(1) seems nearly universal, either via full automation or automation plus a cursory manual check that amounts to a rubber stamp. Either way, it seems contrary to the "on penalty of perjury" language in the DMCA and the notices, and I'd love to see someone enforce that.
This case seems very simple: whoever at the media companies set up these automated tools without adequate checks on the validity of the claims is guilty of perjury and should be punished accordingly.
Likewise, anyone who instructed that this be done or was otherwise responsible for the conduct of those people should be treated the same as someone who had told an employee to lie under oath in court.
Perhaps I'm missing something, but there doesn't seem to be any scope for interpretation here at all. I think that was rather the point of requiring that declaration as part of the DMCA.

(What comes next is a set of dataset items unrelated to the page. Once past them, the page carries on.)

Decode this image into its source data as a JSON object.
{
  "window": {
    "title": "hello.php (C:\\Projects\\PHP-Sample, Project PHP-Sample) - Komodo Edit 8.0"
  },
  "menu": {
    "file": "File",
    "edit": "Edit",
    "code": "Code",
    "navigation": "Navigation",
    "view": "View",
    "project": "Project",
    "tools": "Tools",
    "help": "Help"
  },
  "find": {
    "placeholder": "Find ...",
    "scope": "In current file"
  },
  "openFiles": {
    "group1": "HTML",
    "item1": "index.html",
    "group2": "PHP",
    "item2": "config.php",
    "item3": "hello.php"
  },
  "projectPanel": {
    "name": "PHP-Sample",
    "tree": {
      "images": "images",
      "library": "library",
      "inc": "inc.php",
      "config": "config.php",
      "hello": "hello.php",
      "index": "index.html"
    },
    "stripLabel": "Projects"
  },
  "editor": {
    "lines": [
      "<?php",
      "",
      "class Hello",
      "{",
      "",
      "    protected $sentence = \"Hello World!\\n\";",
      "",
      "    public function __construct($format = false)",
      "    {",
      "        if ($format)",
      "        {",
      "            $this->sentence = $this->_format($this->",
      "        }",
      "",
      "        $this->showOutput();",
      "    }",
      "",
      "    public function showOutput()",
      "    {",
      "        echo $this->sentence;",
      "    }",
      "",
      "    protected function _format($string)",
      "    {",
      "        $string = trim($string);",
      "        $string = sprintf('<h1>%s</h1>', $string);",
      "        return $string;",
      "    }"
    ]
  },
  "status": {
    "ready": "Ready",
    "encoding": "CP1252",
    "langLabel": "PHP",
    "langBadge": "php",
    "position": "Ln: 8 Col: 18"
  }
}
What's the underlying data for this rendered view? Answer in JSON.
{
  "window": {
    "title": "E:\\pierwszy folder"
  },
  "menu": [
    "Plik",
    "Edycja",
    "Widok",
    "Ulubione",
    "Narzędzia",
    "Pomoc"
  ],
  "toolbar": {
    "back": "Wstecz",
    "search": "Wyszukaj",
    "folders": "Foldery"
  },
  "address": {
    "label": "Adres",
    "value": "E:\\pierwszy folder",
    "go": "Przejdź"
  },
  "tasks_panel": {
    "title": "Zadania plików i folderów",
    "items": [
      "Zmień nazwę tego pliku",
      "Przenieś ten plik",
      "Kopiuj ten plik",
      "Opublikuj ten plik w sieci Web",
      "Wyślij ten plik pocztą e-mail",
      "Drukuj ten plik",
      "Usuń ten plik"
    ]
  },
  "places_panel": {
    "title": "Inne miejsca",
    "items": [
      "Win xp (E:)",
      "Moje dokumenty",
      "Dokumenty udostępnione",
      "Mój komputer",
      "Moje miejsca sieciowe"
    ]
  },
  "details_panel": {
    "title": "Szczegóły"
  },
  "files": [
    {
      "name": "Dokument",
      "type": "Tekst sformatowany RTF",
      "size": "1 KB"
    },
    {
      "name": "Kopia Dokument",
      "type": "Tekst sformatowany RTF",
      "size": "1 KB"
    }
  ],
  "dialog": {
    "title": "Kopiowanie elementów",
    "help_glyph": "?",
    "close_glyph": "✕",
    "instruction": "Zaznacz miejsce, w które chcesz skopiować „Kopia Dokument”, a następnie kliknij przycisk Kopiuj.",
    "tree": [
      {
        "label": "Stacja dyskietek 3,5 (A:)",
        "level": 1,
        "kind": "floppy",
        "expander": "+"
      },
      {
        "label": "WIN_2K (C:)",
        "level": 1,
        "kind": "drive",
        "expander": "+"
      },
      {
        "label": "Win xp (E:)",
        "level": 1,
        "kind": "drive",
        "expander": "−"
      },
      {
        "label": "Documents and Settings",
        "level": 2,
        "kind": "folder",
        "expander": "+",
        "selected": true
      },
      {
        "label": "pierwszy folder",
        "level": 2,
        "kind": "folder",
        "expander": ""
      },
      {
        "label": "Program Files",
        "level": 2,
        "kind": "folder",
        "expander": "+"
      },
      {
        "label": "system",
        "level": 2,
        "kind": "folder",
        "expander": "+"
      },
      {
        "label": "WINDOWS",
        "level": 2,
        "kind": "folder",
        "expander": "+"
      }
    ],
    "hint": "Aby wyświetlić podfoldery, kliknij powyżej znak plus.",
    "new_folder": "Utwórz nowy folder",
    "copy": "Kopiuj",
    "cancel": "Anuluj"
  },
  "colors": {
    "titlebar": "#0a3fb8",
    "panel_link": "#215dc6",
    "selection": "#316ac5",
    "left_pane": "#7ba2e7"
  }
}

If I remember correctly a DMCA requires you say you are the legal entity or represent the legal entity that is holding the copyright. So a lawsuit would have to be placed against Warner, unless Warner can prove that they did not authorize the person writing the script to act on their behalf. If Warner wants to make the person who wrote the script liable or not would be up to Warner, not this lawsuit.
You're missing something very important: these laws were tailor-made for the companies currently using them to send these notices, and any issue like this may simply be interpreted as a bug. Courts also frequently suffer from ad-hominem problems, and may choose to ignore the claims of a site they think exists only to infringe copyright, whether it does or not.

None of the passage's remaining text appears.